Yes you could do that. At the moment I choose to prioritize attitude control though.

@@amazingdiyprojects Understood. Great content.

I have been contemplating a control surface reversal setup as well, as a way to reduce servo power requirement in a larger scale version of this machine. Might try it out!

Thanks, will try it out as soon as weather and time allows.

I have been thinking about a closed wire loop setup as well. Will need some pulleys etc but would be a neat solution.

@@amazingdiyprojects Don't know how much throw you need as pivot arms might do rather than pulleys. Keep having fun experimenting.

Thank you!

Hi, It is a good idea. I considered it when enlarging the control surface size, but since I got away without a counter balancing weight, I just let it be as is although the current design surely load up the servos in a bad way.

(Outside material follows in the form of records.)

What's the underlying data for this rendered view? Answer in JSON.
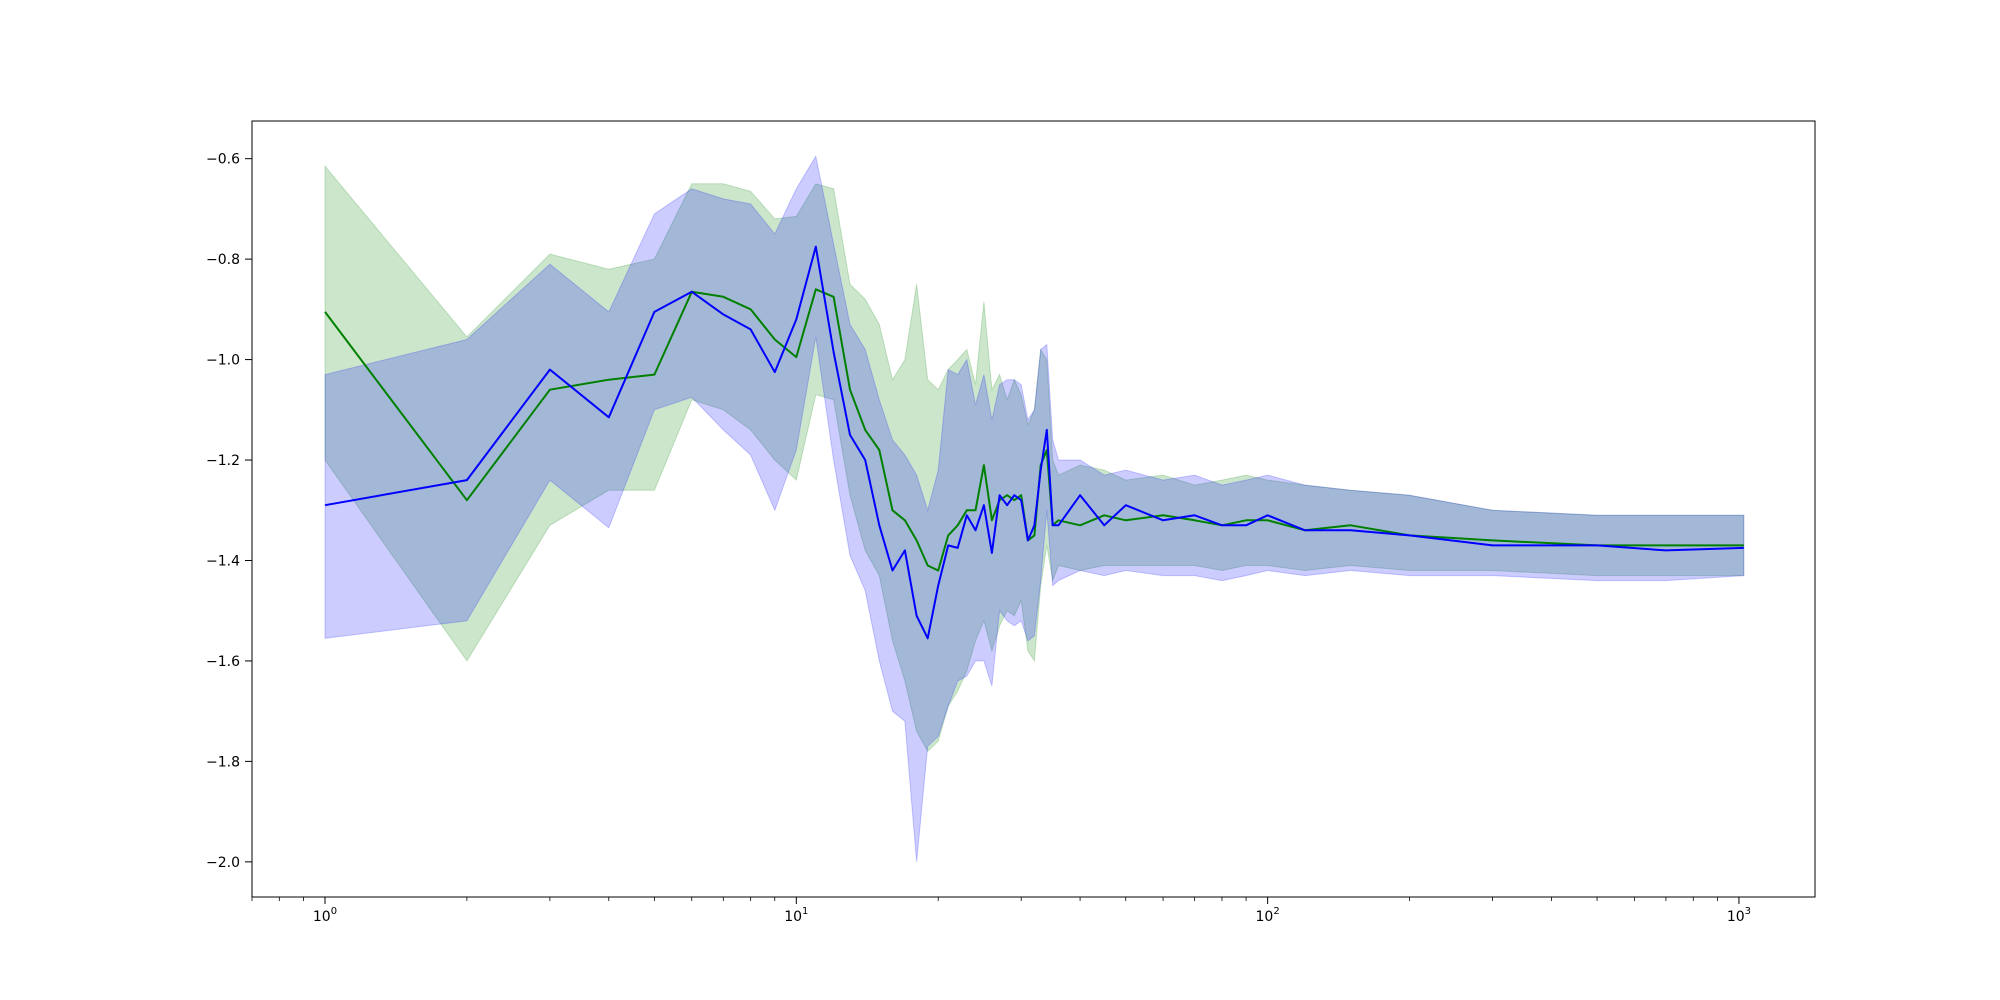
{
  "chart_data": {
    "type": "line",
    "title": "",
    "xlabel": "",
    "ylabel": "",
    "x_scale": "log",
    "xlim": [
      0.7,
      1450
    ],
    "ylim": [
      -2.07,
      -0.525
    ],
    "x_ticks": [
      {
        "value": 1,
        "base": "10",
        "exp": "0"
      },
      {
        "value": 10,
        "base": "10",
        "exp": "1"
      },
      {
        "value": 100,
        "base": "10",
        "exp": "2"
      },
      {
        "value": 1000,
        "base": "10",
        "exp": "3"
      }
    ],
    "y_ticks": [
      {
        "value": -0.6,
        "label": "−0.6"
      },
      {
        "value": -0.8,
        "label": "−0.8"
      },
      {
        "value": -1.0,
        "label": "−1.0"
      },
      {
        "value": -1.2,
        "label": "−1.2"
      },
      {
        "value": -1.4,
        "label": "−1.4"
      },
      {
        "value": -1.6,
        "label": "−1.6"
      },
      {
        "value": -1.8,
        "label": "−1.8"
      },
      {
        "value": -2.0,
        "label": "−2.0"
      }
    ],
    "grid": false,
    "legend": "none",
    "series": [
      {
        "color": "#008000",
        "band_color": "#008000",
        "band_opacity": 0.2,
        "x": [
          1,
          2,
          3,
          4,
          5,
          6,
          7,
          8,
          9,
          10,
          11,
          12,
          13,
          14,
          15,
          16,
          17,
          18,
          19,
          20,
          21,
          22,
          23,
          24,
          25,
          26,
          27,
          28,
          29,
          30,
          31,
          32,
          33,
          34,
          35,
          36,
          40,
          45,
          50,
          60,
          70,
          80,
          90,
          100,
          120,
          150,
          200,
          300,
          500,
          700,
          1024
        ],
        "y": [
          -0.905,
          -1.28,
          -1.06,
          -1.04,
          -1.03,
          -0.865,
          -0.875,
          -0.9,
          -0.96,
          -0.995,
          -0.86,
          -0.875,
          -1.06,
          -1.14,
          -1.18,
          -1.3,
          -1.32,
          -1.36,
          -1.41,
          -1.42,
          -1.35,
          -1.33,
          -1.3,
          -1.3,
          -1.21,
          -1.32,
          -1.28,
          -1.27,
          -1.28,
          -1.27,
          -1.36,
          -1.35,
          -1.21,
          -1.18,
          -1.33,
          -1.32,
          -1.33,
          -1.31,
          -1.32,
          -1.31,
          -1.32,
          -1.33,
          -1.32,
          -1.32,
          -1.34,
          -1.33,
          -1.35,
          -1.36,
          -1.37,
          -1.37,
          -1.37
        ],
        "upper": [
          -0.615,
          -0.955,
          -0.79,
          -0.82,
          -0.8,
          -0.65,
          -0.65,
          -0.665,
          -0.72,
          -0.715,
          -0.65,
          -0.66,
          -0.85,
          -0.88,
          -0.93,
          -1.04,
          -1.0,
          -0.85,
          -1.04,
          -1.06,
          -1.02,
          -1.0,
          -0.98,
          -1.05,
          -0.885,
          -1.06,
          -1.03,
          -1.08,
          -1.04,
          -1.07,
          -1.13,
          -1.1,
          -0.98,
          -1.0,
          -1.2,
          -1.23,
          -1.21,
          -1.22,
          -1.24,
          -1.23,
          -1.25,
          -1.24,
          -1.23,
          -1.24,
          -1.25,
          -1.26,
          -1.27,
          -1.3,
          -1.31,
          -1.31,
          -1.31
        ],
        "lower": [
          -1.2,
          -1.6,
          -1.33,
          -1.26,
          -1.26,
          -1.08,
          -1.1,
          -1.14,
          -1.2,
          -1.24,
          -1.07,
          -1.08,
          -1.27,
          -1.38,
          -1.43,
          -1.56,
          -1.64,
          -1.74,
          -1.78,
          -1.76,
          -1.69,
          -1.66,
          -1.62,
          -1.56,
          -1.52,
          -1.58,
          -1.53,
          -1.5,
          -1.51,
          -1.48,
          -1.58,
          -1.6,
          -1.45,
          -1.37,
          -1.44,
          -1.41,
          -1.42,
          -1.41,
          -1.41,
          -1.41,
          -1.41,
          -1.42,
          -1.41,
          -1.41,
          -1.42,
          -1.41,
          -1.42,
          -1.42,
          -1.43,
          -1.43,
          -1.43
        ]
      },
      {
        "color": "#0000ff",
        "band_color": "#0000ff",
        "band_opacity": 0.2,
        "x": [
          1,
          2,
          3,
          4,
          5,
          6,
          7,
          8,
          9,
          10,
          11,
          12,
          13,
          14,
          15,
          16,
          17,
          18,
          19,
          20,
          21,
          22,
          23,
          24,
          25,
          26,
          27,
          28,
          29,
          30,
          31,
          32,
          33,
          34,
          35,
          36,
          40,
          45,
          50,
          60,
          70,
          80,
          90,
          100,
          120,
          150,
          200,
          300,
          500,
          700,
          1024
        ],
        "y": [
          -1.29,
          -1.24,
          -1.02,
          -1.115,
          -0.905,
          -0.865,
          -0.91,
          -0.94,
          -1.025,
          -0.92,
          -0.775,
          -0.985,
          -1.15,
          -1.2,
          -1.33,
          -1.42,
          -1.38,
          -1.51,
          -1.555,
          -1.45,
          -1.37,
          -1.375,
          -1.31,
          -1.34,
          -1.29,
          -1.385,
          -1.27,
          -1.29,
          -1.27,
          -1.28,
          -1.36,
          -1.33,
          -1.22,
          -1.14,
          -1.33,
          -1.33,
          -1.27,
          -1.33,
          -1.29,
          -1.32,
          -1.31,
          -1.33,
          -1.33,
          -1.31,
          -1.34,
          -1.34,
          -1.35,
          -1.37,
          -1.37,
          -1.38,
          -1.375
        ],
        "upper": [
          -1.03,
          -0.96,
          -0.81,
          -0.905,
          -0.71,
          -0.66,
          -0.68,
          -0.69,
          -0.75,
          -0.66,
          -0.595,
          -0.77,
          -0.93,
          -0.98,
          -1.08,
          -1.16,
          -1.19,
          -1.23,
          -1.3,
          -1.22,
          -1.02,
          -1.03,
          -1.0,
          -1.09,
          -1.03,
          -1.12,
          -1.05,
          -1.04,
          -1.04,
          -1.05,
          -1.12,
          -1.1,
          -0.98,
          -0.97,
          -1.16,
          -1.2,
          -1.2,
          -1.23,
          -1.22,
          -1.24,
          -1.23,
          -1.25,
          -1.24,
          -1.23,
          -1.25,
          -1.26,
          -1.27,
          -1.3,
          -1.31,
          -1.31,
          -1.31
        ],
        "lower": [
          -1.555,
          -1.52,
          -1.24,
          -1.335,
          -1.1,
          -1.075,
          -1.14,
          -1.19,
          -1.3,
          -1.18,
          -0.955,
          -1.2,
          -1.39,
          -1.46,
          -1.6,
          -1.7,
          -1.72,
          -2.0,
          -1.77,
          -1.75,
          -1.69,
          -1.64,
          -1.63,
          -1.6,
          -1.6,
          -1.65,
          -1.5,
          -1.52,
          -1.53,
          -1.52,
          -1.56,
          -1.55,
          -1.44,
          -1.3,
          -1.45,
          -1.44,
          -1.42,
          -1.43,
          -1.42,
          -1.43,
          -1.43,
          -1.44,
          -1.43,
          -1.42,
          -1.43,
          -1.42,
          -1.43,
          -1.43,
          -1.44,
          -1.44,
          -1.43
        ]
      }
    ]
  }
}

Helicopters can land after an engine failure using autorotation. It's probably possible with this craft too

@@maeanderdev that’s what I was asking, yes.

The whole wing can rotate on a bearing, having all the batteries spin gives bad performance. Batteries are ballast, and should be mounted near the undercarriage, but not moving. Mounting them high creates imbalance, having them moving creates rotational precession.

Oh! just wathed to the end. It's realy obvious))

Yeah, I know! But wrapping aluminum tubing with packing tape sure is a mighty simple DIY design which you do not need to feel any regrets Frankensteining (iterating aggressively). But yeah, sailplane-like wings would be EPIC! :-D

Possibly!

4-5kg or so.

I tried to loosely couple the three control surfaces collectively loosely to the throttle via the flight controller, but abandoned that idea. They now only work with attitude control. Vertical control correspond only to motor rpm.

Thanks for the update! The linear actuators will certainely works well and am really excited to see tbe result! Once again thanks a lot for sharing all theses elegants and out of the box designs. This levitator is as graceful as a dragonfly!

@@amazingdiyprojects I don't want to imply that I know more than you about your own creation, but how long has it been since you tried that? It must have been before I even started watching your videos. And in the mean time you made a bunch of changes to the craft that changed the flight characteristics quite a bit, for example cutting away the inner wing halves. My idea would be to introduce a new control (or maybe start out by having it be a parameter that is fixed for each flight instead) that changes flap pitch and motor speed in opposite directions. (While sharing the lift control between flaps and revs requires them both to change in the same direction.) In order to keep the lift constant, you'd have to go more aggressive on the flap pitch while going less aggressive with the motors; and for the opposite change you'd increase the motor speeds while collectively flattening out the flaps. Since this change is purely a software adjustment it should be way easier to test out than retrofitting the linear actuators into the physical structure. After going to 11° pitch for the main part of the blade, you just have to run one test with steeper collective flaps but slower revs (and see how close you get to the efficiency of a 14° blade pitch) and one test with more negative collective flap angles and higher speeds (and see how high that pushes the maximum sideways speed you can go without getting flapback). I don't _really_ expect it to have as much of an impact as changing the whole wing's pitch, but you won't know unless you try. An advantage of doing this over the linear actuators is that it can change between modes quite quickly. You are only limited by how quickly the rotation rate can change, and not also by how slowly the linear actuators change the pitch. Which means it would be easier to use this on the fly, as Артём Ворохобин suggested somewhere else in the comments: When going fast, automatically go into the fast-blades-low-pitch "traversal" mode, and while hovering in place or descending the software could automatically put the craft into high-pitch-slow-rotation "efficiency" mode.